YE Ali – TrapHouse Jodeci
Hip hop fluidity means that Drake can have the biggest rap song in the world by eschewing ghostwritten bars and instead affecting a faux-patois. Thus, our inability to clearly differentiate R&B from rap nowadays makes it prime time for this passable Indiana artist to throw his New Era into the ring. It’s obvious that YE Ali sees himself as a singer first, albeit AutoTune-assisted one – as if that silly distinction matters anymore (‘Menu’, ‘Flights & Break Ups’). Still, once he’s lowriding through the muted funk of ‘Rodeo’ or linking with radio reliable K Camp on the ostensible single ‘What To Do’, that line blurs. Overall, he seems to be feebly grasping at virtual straws, transforming at least thrice on the schizophrenic trap cut ‘Fulla Diamonds’. Be it loverman or jumpman, he can’t quite decide where he fits in. Having proved himself a sufficient OVO impersonator on last year’s Block Party tape, Dougie F demonstrates how its done on ‘Wet X2’.

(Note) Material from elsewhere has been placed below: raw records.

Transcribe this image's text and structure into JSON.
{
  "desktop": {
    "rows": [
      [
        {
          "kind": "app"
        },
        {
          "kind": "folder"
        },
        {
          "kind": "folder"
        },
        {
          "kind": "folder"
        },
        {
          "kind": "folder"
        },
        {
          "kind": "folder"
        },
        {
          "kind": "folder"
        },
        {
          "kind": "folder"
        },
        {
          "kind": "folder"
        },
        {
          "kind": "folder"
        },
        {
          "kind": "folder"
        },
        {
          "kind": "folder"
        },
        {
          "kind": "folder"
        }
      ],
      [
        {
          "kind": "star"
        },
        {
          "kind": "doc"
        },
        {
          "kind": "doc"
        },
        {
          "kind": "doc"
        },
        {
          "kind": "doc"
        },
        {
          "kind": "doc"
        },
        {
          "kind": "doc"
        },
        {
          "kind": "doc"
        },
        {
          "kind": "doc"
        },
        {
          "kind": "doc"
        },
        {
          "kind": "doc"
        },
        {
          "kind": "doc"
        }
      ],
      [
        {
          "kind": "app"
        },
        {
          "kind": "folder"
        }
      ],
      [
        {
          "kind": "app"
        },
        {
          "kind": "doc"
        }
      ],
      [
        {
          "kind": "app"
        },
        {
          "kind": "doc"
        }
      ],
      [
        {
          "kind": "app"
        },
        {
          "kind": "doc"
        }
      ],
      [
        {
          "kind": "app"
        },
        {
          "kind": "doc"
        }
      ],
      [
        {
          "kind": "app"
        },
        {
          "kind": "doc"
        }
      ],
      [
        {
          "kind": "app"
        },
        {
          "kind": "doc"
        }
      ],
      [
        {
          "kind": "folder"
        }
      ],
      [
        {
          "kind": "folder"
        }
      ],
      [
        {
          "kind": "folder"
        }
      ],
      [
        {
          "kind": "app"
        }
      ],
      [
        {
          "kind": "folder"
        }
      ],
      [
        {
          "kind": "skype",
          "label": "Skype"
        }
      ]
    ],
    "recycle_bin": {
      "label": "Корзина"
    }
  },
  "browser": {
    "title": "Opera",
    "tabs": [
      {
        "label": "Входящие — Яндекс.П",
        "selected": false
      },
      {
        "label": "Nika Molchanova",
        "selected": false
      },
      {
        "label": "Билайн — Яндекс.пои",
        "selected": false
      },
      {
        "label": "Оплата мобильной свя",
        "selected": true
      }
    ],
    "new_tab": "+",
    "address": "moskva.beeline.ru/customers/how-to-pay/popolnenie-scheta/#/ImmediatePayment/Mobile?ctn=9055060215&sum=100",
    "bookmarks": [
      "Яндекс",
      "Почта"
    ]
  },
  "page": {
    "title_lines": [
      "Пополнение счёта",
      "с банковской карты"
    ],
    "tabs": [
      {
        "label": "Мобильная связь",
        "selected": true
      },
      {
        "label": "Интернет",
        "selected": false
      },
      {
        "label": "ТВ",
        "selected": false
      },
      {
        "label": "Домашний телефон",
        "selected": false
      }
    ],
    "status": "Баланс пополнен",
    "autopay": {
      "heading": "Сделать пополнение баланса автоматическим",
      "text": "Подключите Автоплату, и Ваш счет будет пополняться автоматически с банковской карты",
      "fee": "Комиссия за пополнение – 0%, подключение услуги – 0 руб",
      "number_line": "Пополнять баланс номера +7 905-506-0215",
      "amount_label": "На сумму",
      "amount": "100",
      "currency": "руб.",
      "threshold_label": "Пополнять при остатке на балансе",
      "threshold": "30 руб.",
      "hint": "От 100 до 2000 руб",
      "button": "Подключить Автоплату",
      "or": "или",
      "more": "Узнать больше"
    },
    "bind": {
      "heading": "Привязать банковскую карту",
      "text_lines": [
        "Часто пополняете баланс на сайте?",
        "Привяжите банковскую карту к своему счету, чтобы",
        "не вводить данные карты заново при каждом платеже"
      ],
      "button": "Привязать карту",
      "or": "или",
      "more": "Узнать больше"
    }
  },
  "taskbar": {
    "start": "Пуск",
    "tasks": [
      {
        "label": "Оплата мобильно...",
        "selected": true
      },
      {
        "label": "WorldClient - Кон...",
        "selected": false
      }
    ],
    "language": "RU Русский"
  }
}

Young Thug – No, My Name Is JEFFERY
The Atlanta favourite’s third tape so far this year had a lot to live up to, following the crowd pleasing Slime Season 3 and its unjustly underrated cousin I’m Up. Thankfully, this lean release showcases several of the cult rapper’s strengths and none of his on-record weaknesses. ‘Wyclef Jean’ kicks off like an alternate reality T-Wayne remix before easing into something more wobbly and dubwise. Speaking of nasty freestyles, ‘Future Swag’ continues Thugger’s fine tradition of stream-of-conscious lewdness. Twice he executes the cute ploy of naming a track after an artist while featuring said artist elsewhere on the tape. ‘Guwop’ counts the namesake’s trap children Quavo, Offset, and Young Scooter, while the freed Gucci himself shows up in all his finery on ‘Floyd Mayweather’. Wyclef’s familiar island croon opens and weaves through the vexingly titled ‘Kanye West’, a late highlight on an otherwise solid if short outing.